Тут мы быстро подхватили последний ящик и поспешили наверх. Серж принялся разбирать привезенное, а я забрался в камин. Дымоход его сообщался с другим камином — в кабинете барона. То, что я услышал, заставило меня забыть обо всем. Эти двое говорили на латыни! Не на очищенной университетской латыни, а на языке поздней империи! Барон говорил несколько чище и свободнее…

— Твоя наглость, Эвервульф, просто изумительна. Думал, я не узнаю тебя без твоей варварской бороды?

— А я и не ожидал тебя здесь увидеть. Благородный сенатор, легат Луций Эмилий Квириний в роли чистокровного нордического арийца! Я думал, ты у Муссолини…

— Из всех пародий на наш Рим эта — самая тошнотворная! По мне, лучше уж называться германцем, но чувствовать себя римлянином.

— Хороший же Рим ты себе нашел…

— Рим — не на Тибре. Он, если хочешь, в платоновском мире идей… Я воевал за Западную империю — пока она не погибла, потом — за Восточную, пока восточные римляне не обратились в гречишек. Потом пришел Карл Великий, и я понял, что борюсь за Римскую империю, а не за владычество римлян. Я служил франкским императорам, затем — германским, пока от Священной Римской империи не осталось одно название. И тогда я понял, что борюсь не за Римскую империю, а за римскую идею.

— В чем же она?

— Власть — для избранных! Культура — для избранных! Мир — под властью избранного народа! И я усмирял «жаков» и таборитов, гугенотов и казаков Хмельницкого, якобинцев и большевиков — всех варваров, способных лишь разрушать. Клянусь Юпитером, жизнь мне никогда не надоест!

— Она не надоест и мне, клянусь Солнцем! Пока простые люди не разучатся любить свободу, мне найдется, за что обнажать меч.

— Знаешь ли, гот, мне даже жаль тебя. С кем ты только не шел: павликиане, альбигойцы, гуситы, пуритане, Бабеф, Маркс… А где оно, ваше Царство Солнца? Пойми, масса слишком глупа, жадна и склонна к разрушению. Цепи, кнут и самые примитивные наслаждения — вот все, что ей нужно оставлять. Только тогда избранные смогут развивать цивилизацию.

— Ложь! Вы сами держите народ в грязи и невежестве, учите его своим порокам… Да какие вы избранные? Нет такой мерзости, которой вы не наслаждались!

— Среди избранных тоже есть своя чернь. Но она — лишь пьедестал для истинных аристократов… Да вы и сами побеждали, и что же? Варварская оргия, а затем — господство новой элиты. Таким уж сделал людей естественный отбор, а исправить их природу некому — богов ведь нет. Кстати, о богах: разве вы, германцы, не верили, что знатные идут по смерти в Валгаллу к богам, а чернь — в мрачный Хель?

— Мы верили не только в Валгаллу, но и в грядущее царство Бальдра-Солнца, в котором не будет ни войн, ни жажды золота.

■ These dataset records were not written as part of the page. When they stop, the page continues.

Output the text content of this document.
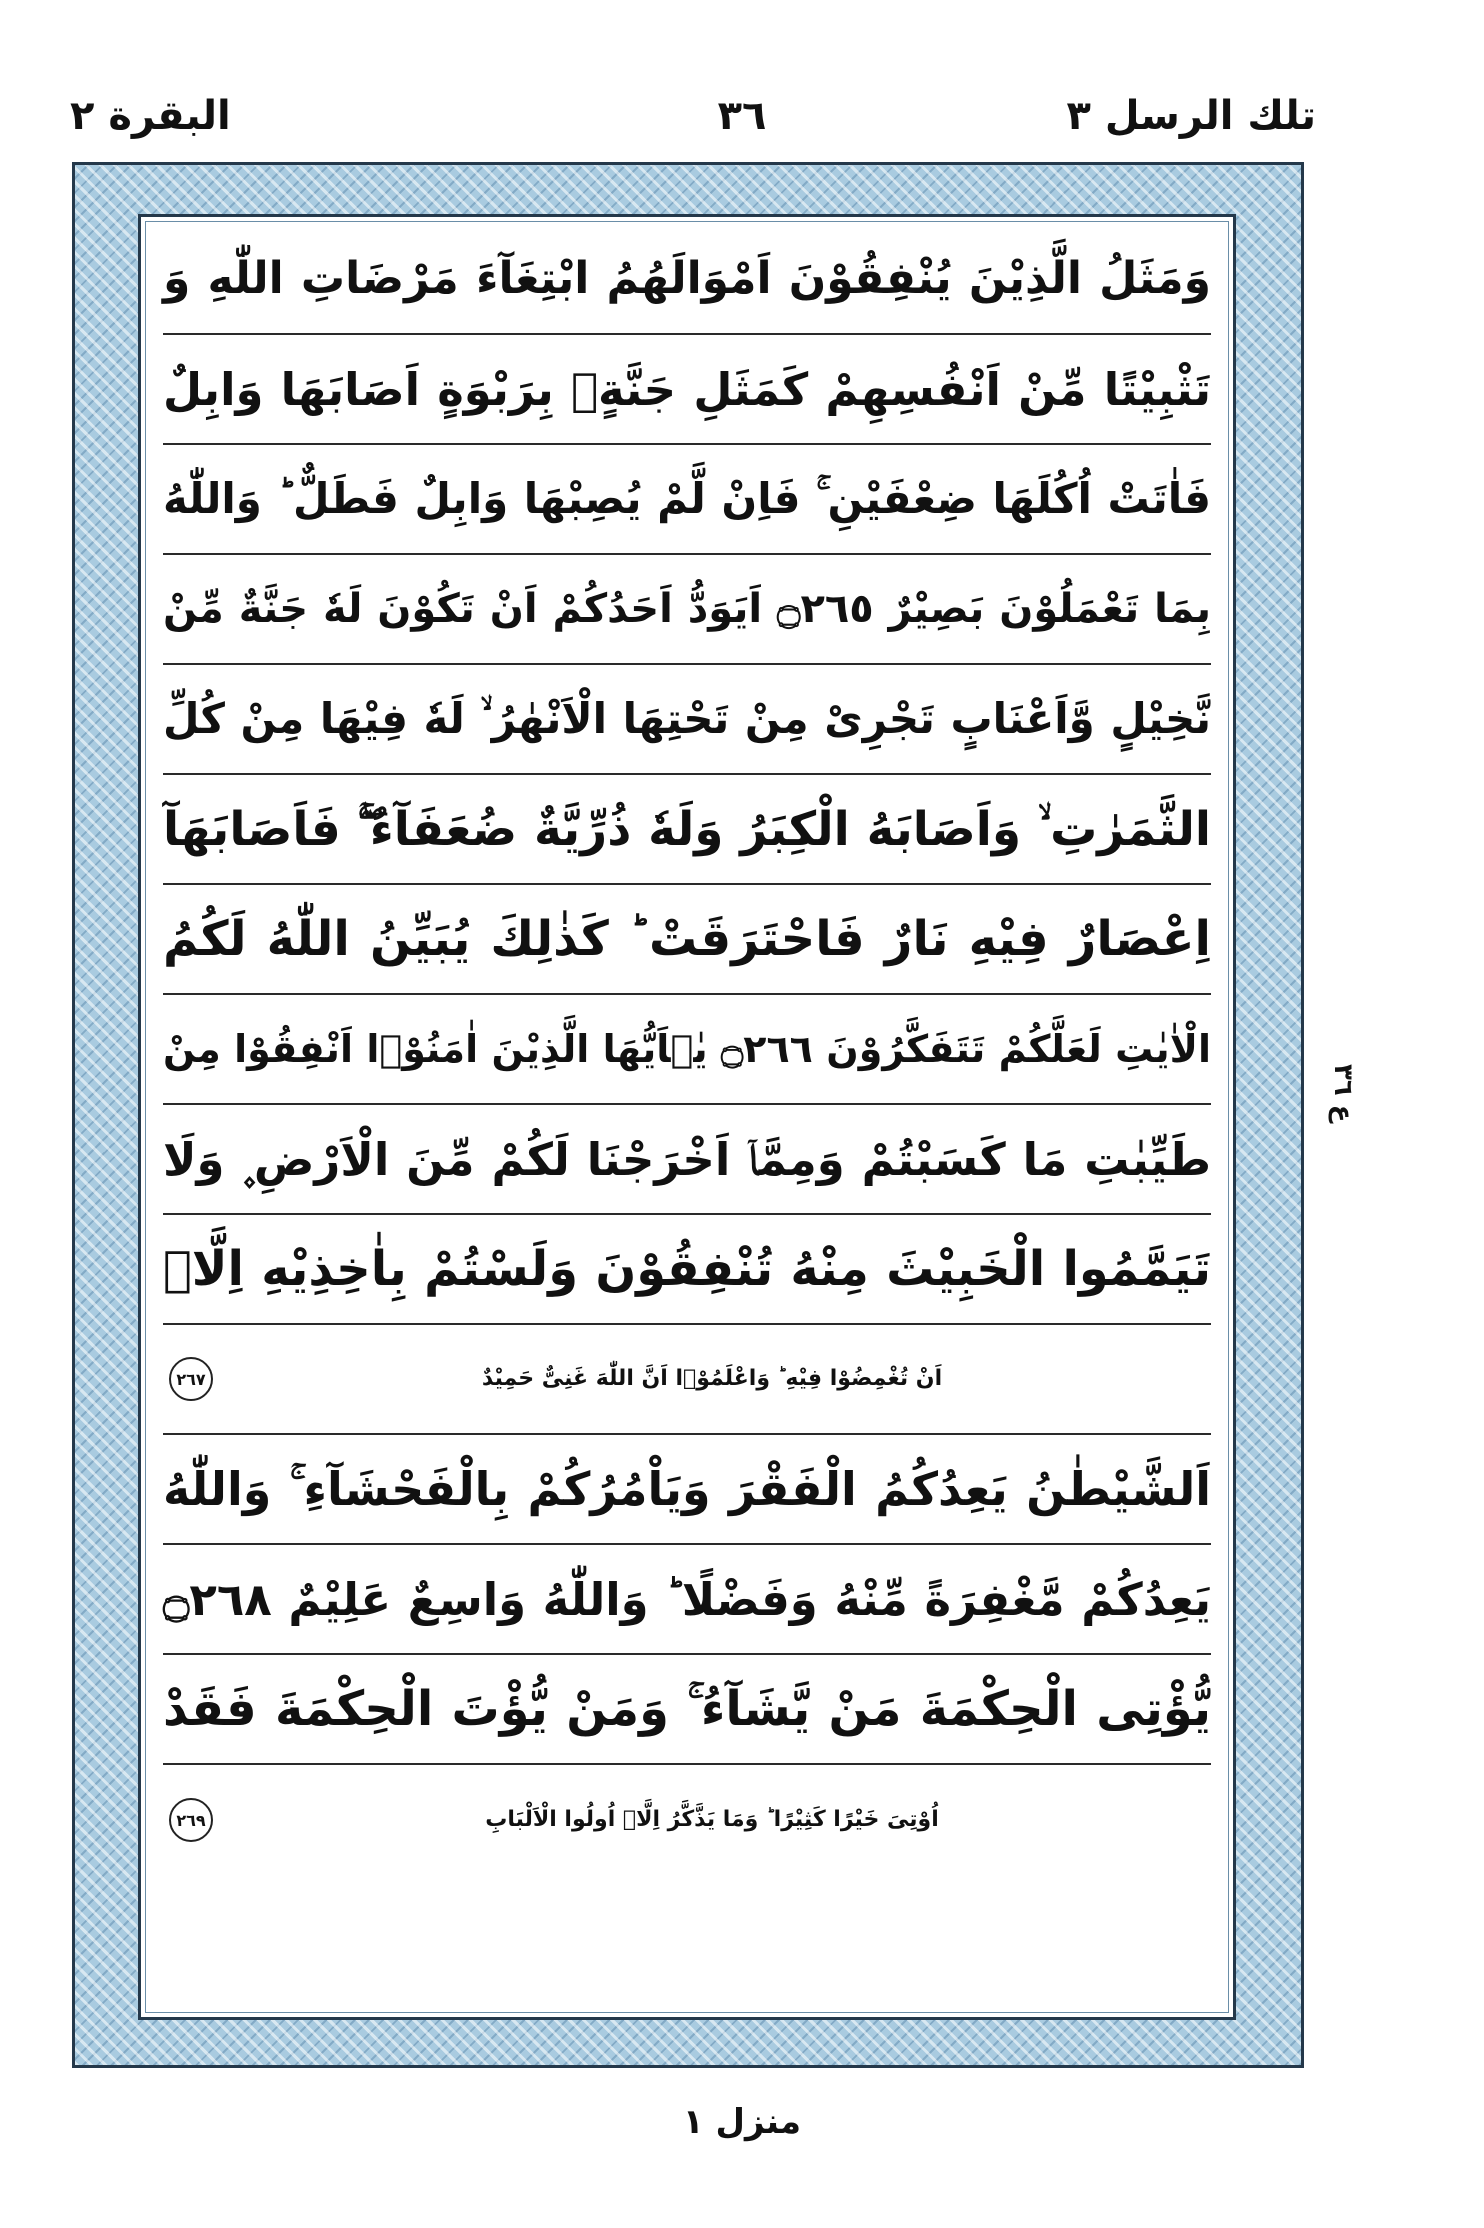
تلك الرسل ٣
٣٦
البقرة ٢
وَمَثَلُ الَّذِيْنَ يُنْفِقُوْنَ اَمْوَالَهُمُ ابْتِغَآءَ مَرْضَاتِ اللّٰهِ وَ
تَثْبِيْتًا مِّنْ اَنْفُسِهِمْ كَمَثَلِ جَنَّةٍۭ بِرَبْوَةٍ اَصَابَهَا وَابِلٌ
فَاٰتَتْ اُكُلَهَا ضِعْفَيْنِ ۚ فَاِنْ لَّمْ يُصِبْهَا وَابِلٌ فَطَلٌّ ؕ وَاللّٰهُ
بِمَا تَعْمَلُوْنَ بَصِيْرٌ ۝٢٦٥ اَيَوَدُّ اَحَدُكُمْ اَنْ تَكُوْنَ لَهٗ جَنَّةٌ مِّنْ
نَّخِيْلٍ وَّاَعْنَابٍ تَجْرِیْ مِنْ تَحْتِهَا الْاَنْهٰرُ ۙ لَهٗ فِيْهَا مِنْ كُلِّ
الثَّمَرٰتِ ۙ وَاَصَابَهُ الْكِبَرُ وَلَهٗ ذُرِّيَّةٌ ضُعَفَآءُ ۖۚ فَاَصَابَهَآ
اِعْصَارٌ فِيْهِ نَارٌ فَاحْتَرَقَتْ ؕ كَذٰلِكَ يُبَيِّنُ اللّٰهُ لَكُمُ
الْاٰيٰتِ لَعَلَّكُمْ تَتَفَكَّرُوْنَ ۝٢٦٦ يٰۤاَيُّهَا الَّذِيْنَ اٰمَنُوْۤا اَنْفِقُوْا مِنْ
طَيِّبٰتِ مَا كَسَبْتُمْ وَمِمَّاۤ اَخْرَجْنَا لَكُمْ مِّنَ الْاَرْضِ ۪ وَلَا
تَيَمَّمُوا الْخَبِيْثَ مِنْهُ تُنْفِقُوْنَ وَلَسْتُمْ بِاٰخِذِيْهِ اِلَّاۤ
اَنْ تُغْمِضُوْا فِيْهِ ؕ وَاعْلَمُوْۤا اَنَّ اللّٰهَ غَنِیٌّ حَمِيْدٌ
٢٦٧
اَلشَّيْطٰنُ يَعِدُكُمُ الْفَقْرَ وَيَاْمُرُكُمْ بِالْفَحْشَآءِ ۚ وَاللّٰهُ
يَعِدُكُمْ مَّغْفِرَةً مِّنْهُ وَفَضْلًا ؕ وَاللّٰهُ وَاسِعٌ عَلِيْمٌ ۝٢٦٨
يُّؤْتِی الْحِكْمَةَ مَنْ يَّشَآءُ ۚ وَمَنْ يُّؤْتَ الْحِكْمَةَ فَقَدْ
اُوْتِیَ خَيْرًا كَثِيْرًا ؕ وَمَا يَذَّكَّرُ اِلَّاۤ اُولُوا الْاَلْبَابِ
٢٦٩
ع ٣٦
منزل ١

Но это царство придет через великую битву и мировой пожар, в котором сгорят все «избранные» вроде тебя, вместе с вашими богами!

— Мы с тобой слишком много знаем, чтобы верить в мифы.

— Да, это миф. Но он давал мне силы бороться. Когда я готов был потерять веру в людей, мне вспоминались пророчества о Бальдре, и я думал: если люди могут мечтать о царстве справедливости, значит, оно им нужно. И я снова и снова искал пути к нему, пока доктор Маркс не открыл мне глаза.

— Мечтатели… Ты, конечно, прибыл еще раз приобщиться к нашему драгоценнейшему Граалю? Я дам тебе такую возможность — чтобы ты еще раз увидел крах ваших с Марксом и Кампанеллой мечтаний. Смею надеяться, что в ближайшие сто лет наука раскроет секрет Грааля, и бессмертие будет уделом избранных. А первый шаг будет сделан послезавтра. В моем распоряжении десять заключенных, и как только приедет Менгеле…

— Вурдалак! Мало тебе тех, кого вы с маршалом де Рез погубили в Пещере Друидов…

— Положи оружие, Эвервульф! Мои ребята сделают из тебя решето… Мы с Жилем де Рез были жалкими дилетантами. Пятьсот лет назад иначе и быть не могло. Теперь все будет строго научно. Менгеле мне явно не верит, но эксперимент убедит любого ученого. Нужно только побольше человеческого материала — на животных Грааль не действует… Курт! Михель! Отвести господина майора в каземат северной башни и никуда не выпускать без моего приказа.

У меня голова шла кругом. Сержу мой рассказ показался бредом, но потом он вспомнил о знакомстве кого-то из своих предков с Сен-Жерменом и предположил, что «граф, возможно, тоже из этой компании». В тот же вечер мы сообщили все Морису. На его лице я не заметил удивления — только озабоченность и напряженную работу мысли.